10. The medical device according to claim 9, wherein the deployment actuator member includes a depressible button, wherein the selectively releasable fastener includes a latch, wherein the deployment actuator reset member includes a lever, wherein the energy storage member includes a spring.

11. The medical device according to claim 9, wherein the distal end of the inner tubular body further comprises a piercing portion.

12. The medical device according to claim 11, further comprising an inflatable portion connected to an outer surface of the outer tubular body.

13. The medical device according to claim 1, wherein the inner tubular body is detachably connected to the actuator portion.

14. The medical device according to claim 1, further comprising an inflatable portion.

15. A method of revascularizing a totally occluded or partially occluded vessel containing at least one blockage, comprising:

providing a revascularization device comprising an actuator portion; an inner tubular body connected to the actuator portion, wherein the inner tubular body comprises a distal end; an outer tubular body connected to the actuator portion, wherein the inner tubular body is disposed within a bore of the outer tubular body; and a guide wire extending through one or more of the actuator portion, inner tubular body and outer tubular body.

16. The method of claim 15, further comprising

locating the distal end of the inner tubular body proximate to the at least one blockage in the vessel; and

manipulating the actuator portion so that the distal end of the inner tubular body penetrates the blockage.

17. The method of claim 16, wherein the revascularization device further comprises an inflatable portion, and wherein the method further comprises inflating the inflatable portion.

18. A method of revascularizing a totally occluded or partially occluded vessel, comprising:

providing a revascularization device comprising an actuator portion; an inner tubular body detachably connected to the actuator portion, wherein the inner tubular body comprises a distal end;

manipulating the actuator portion so that the distal end of the inner tubular body penetrates the blockage, creating a bore through the blockage;

detaching the inner tubular body; and

attaching a medical interventional device to the actuator portion.

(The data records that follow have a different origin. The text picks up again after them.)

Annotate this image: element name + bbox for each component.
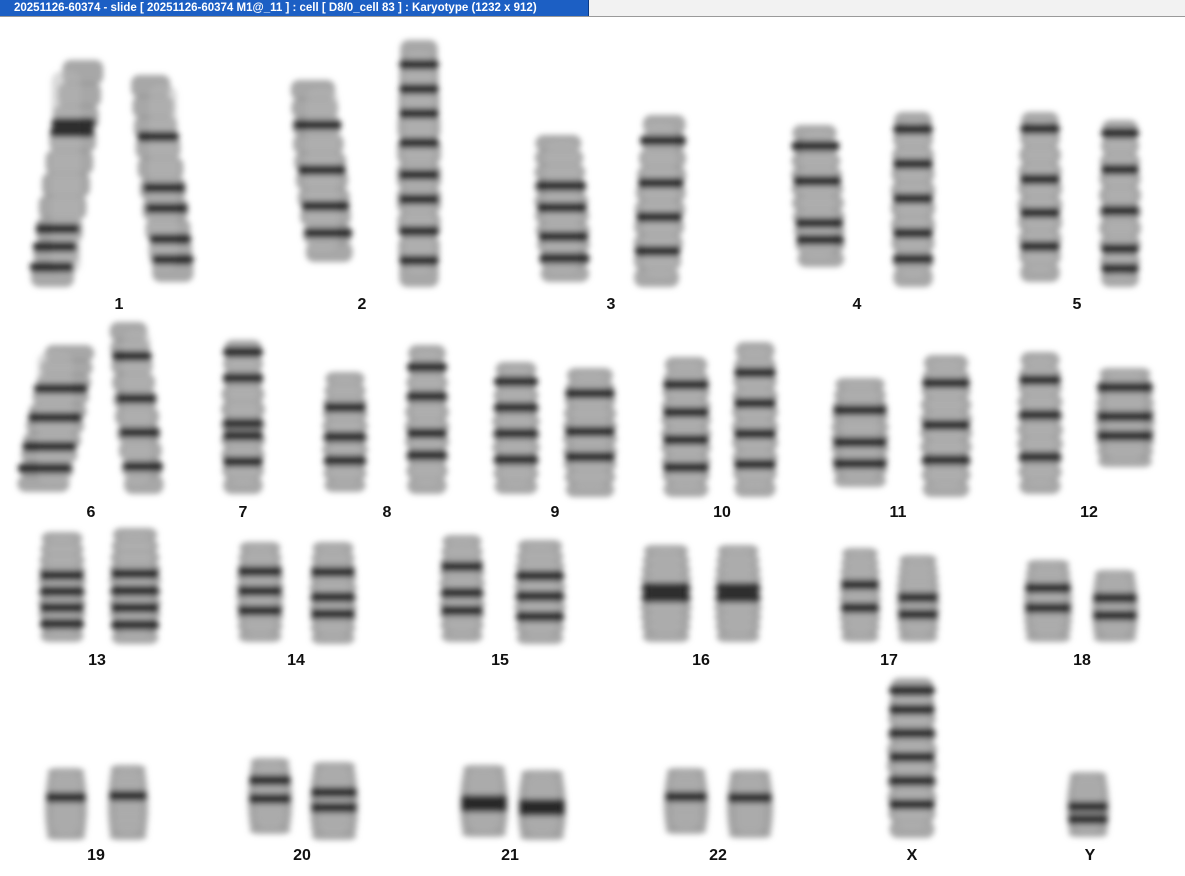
chromatid-image xyxy=(247,758,293,834)
chromosome-pair-18[interactable] xyxy=(1023,560,1139,642)
chromatid-image xyxy=(887,678,937,838)
chromosome-label-11: 11 xyxy=(890,504,907,521)
chromatid-image xyxy=(38,532,86,642)
chromosome-pair-17[interactable] xyxy=(839,548,940,642)
chromosome-label-12: 12 xyxy=(1080,504,1098,521)
chromatid-image xyxy=(107,765,149,840)
chromosome-label-22: 22 xyxy=(709,847,727,864)
chromatid-image xyxy=(896,555,940,642)
chromatid-image xyxy=(732,342,778,497)
chromosome-pair-19[interactable] xyxy=(44,765,149,840)
chromatid-image xyxy=(714,545,762,642)
chromatid-image xyxy=(44,768,88,840)
chromatid-image xyxy=(517,770,567,840)
chromatid-image xyxy=(17,345,95,492)
chromatid-image xyxy=(221,340,265,494)
chromosome-pair-22[interactable] xyxy=(663,768,774,838)
chromatid-image xyxy=(791,125,845,267)
chromosome-pair-12[interactable] xyxy=(1017,352,1155,494)
chromosome-pair-4[interactable] xyxy=(791,112,935,287)
chromosome-pair-8[interactable] xyxy=(322,345,449,494)
chromosome-pair-3[interactable] xyxy=(534,115,686,287)
chromatid-image xyxy=(839,548,881,642)
chromosome-label-20: 20 xyxy=(293,847,311,864)
chromosome-pair-16[interactable] xyxy=(640,545,762,642)
chromatid-image xyxy=(1095,368,1155,467)
chromatid-image xyxy=(1066,772,1110,837)
chromatid-image xyxy=(663,768,709,834)
chromatid-image xyxy=(322,372,368,492)
chromosome-label-1: 1 xyxy=(115,296,124,313)
chromatid-image xyxy=(634,115,686,287)
chromosome-pair-10[interactable] xyxy=(661,342,778,497)
chromatid-image xyxy=(309,762,359,840)
chromatid-image xyxy=(309,542,357,644)
chromatid-image xyxy=(29,60,104,287)
chromatid-image xyxy=(131,75,194,282)
chromatid-image xyxy=(397,40,441,287)
chromosome-label-16: 16 xyxy=(692,652,710,669)
karyogram-canvas: 1 2 3 4 56 7 8 9 10 11 1213 14 15 16 17 1819 20 21 22 X Y xyxy=(17,40,1155,864)
chromatid-image xyxy=(290,80,353,262)
chromosome-pair-9[interactable] xyxy=(492,362,617,497)
chromatid-image xyxy=(726,770,774,838)
chromosome-label-4: 4 xyxy=(853,296,862,313)
chromatid-image xyxy=(661,357,711,497)
chromosome-label-3: 3 xyxy=(607,296,616,313)
chromosome-label-6: 6 xyxy=(87,504,96,521)
chromosome-pair-15[interactable] xyxy=(439,535,566,644)
chromatid-image xyxy=(1091,570,1139,642)
chromatid-image xyxy=(1099,120,1141,287)
chromatid-image xyxy=(920,355,972,497)
chromosome-pair-14[interactable] xyxy=(236,542,357,644)
chromatid-image xyxy=(1018,112,1062,282)
chromatid-image xyxy=(891,112,935,287)
chromosome-label-7: 7 xyxy=(239,504,248,521)
chromosome-label-10: 10 xyxy=(713,504,731,521)
chromosome-pair-1[interactable] xyxy=(29,60,194,287)
chromatid-image xyxy=(831,378,889,487)
chromosome-pair-6[interactable] xyxy=(17,322,164,494)
chromosome-label-x: X xyxy=(907,847,918,864)
chromosome-pair-7[interactable] xyxy=(221,340,265,494)
chromosome-label-8: 8 xyxy=(383,504,392,521)
chromatid-image xyxy=(236,542,284,642)
chromatid-image xyxy=(109,528,161,644)
chromosome-label-9: 9 xyxy=(551,504,560,521)
chromosome-pair-13[interactable] xyxy=(38,528,161,644)
chromosome-label-15: 15 xyxy=(491,652,509,669)
chromatid-image xyxy=(459,765,509,837)
chromosome-label-17: 17 xyxy=(880,652,898,669)
chromosome-pair-x[interactable] xyxy=(887,678,937,838)
chromatid-image xyxy=(1023,560,1073,642)
chromatid-image xyxy=(492,362,540,494)
chromosome-pair-21[interactable] xyxy=(459,765,567,840)
chromatid-image xyxy=(1017,352,1063,494)
chromosome-pair-11[interactable] xyxy=(831,355,972,497)
chromatid-image xyxy=(514,540,566,644)
chromosome-label-5: 5 xyxy=(1073,296,1082,313)
chromosome-label-18: 18 xyxy=(1073,652,1091,669)
chromosome-label-13: 13 xyxy=(88,652,106,669)
chromosome-label-21: 21 xyxy=(501,847,519,864)
chromosome-pair-5[interactable] xyxy=(1018,112,1141,287)
chromosome-pair-20[interactable] xyxy=(247,758,359,840)
chromosome-pair-2[interactable] xyxy=(290,40,441,287)
chromosome-label-19: 19 xyxy=(87,847,105,864)
chromatid-image xyxy=(640,545,692,642)
chromosome-label-y: Y xyxy=(1085,847,1096,864)
chromatid-image xyxy=(563,368,617,497)
chromosome-pair-y[interactable] xyxy=(1066,772,1110,837)
chromosome-label-14: 14 xyxy=(287,652,305,669)
chromatid-image xyxy=(534,135,590,282)
chromosome-label-2: 2 xyxy=(358,296,367,313)
chromatid-image xyxy=(109,322,164,494)
chromatid-image xyxy=(405,345,449,494)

19. The method of claim 18, wherein the medical interventional device comprises a stent attached thereto; and the method further comprises placing the stent at least partially within the bore through the blockage by manipulating the actuator portion.

20. The method of claim 18, wherein the revascularization device further comprises an inflatable portion, and the method further comprises inflating the inflatable portion.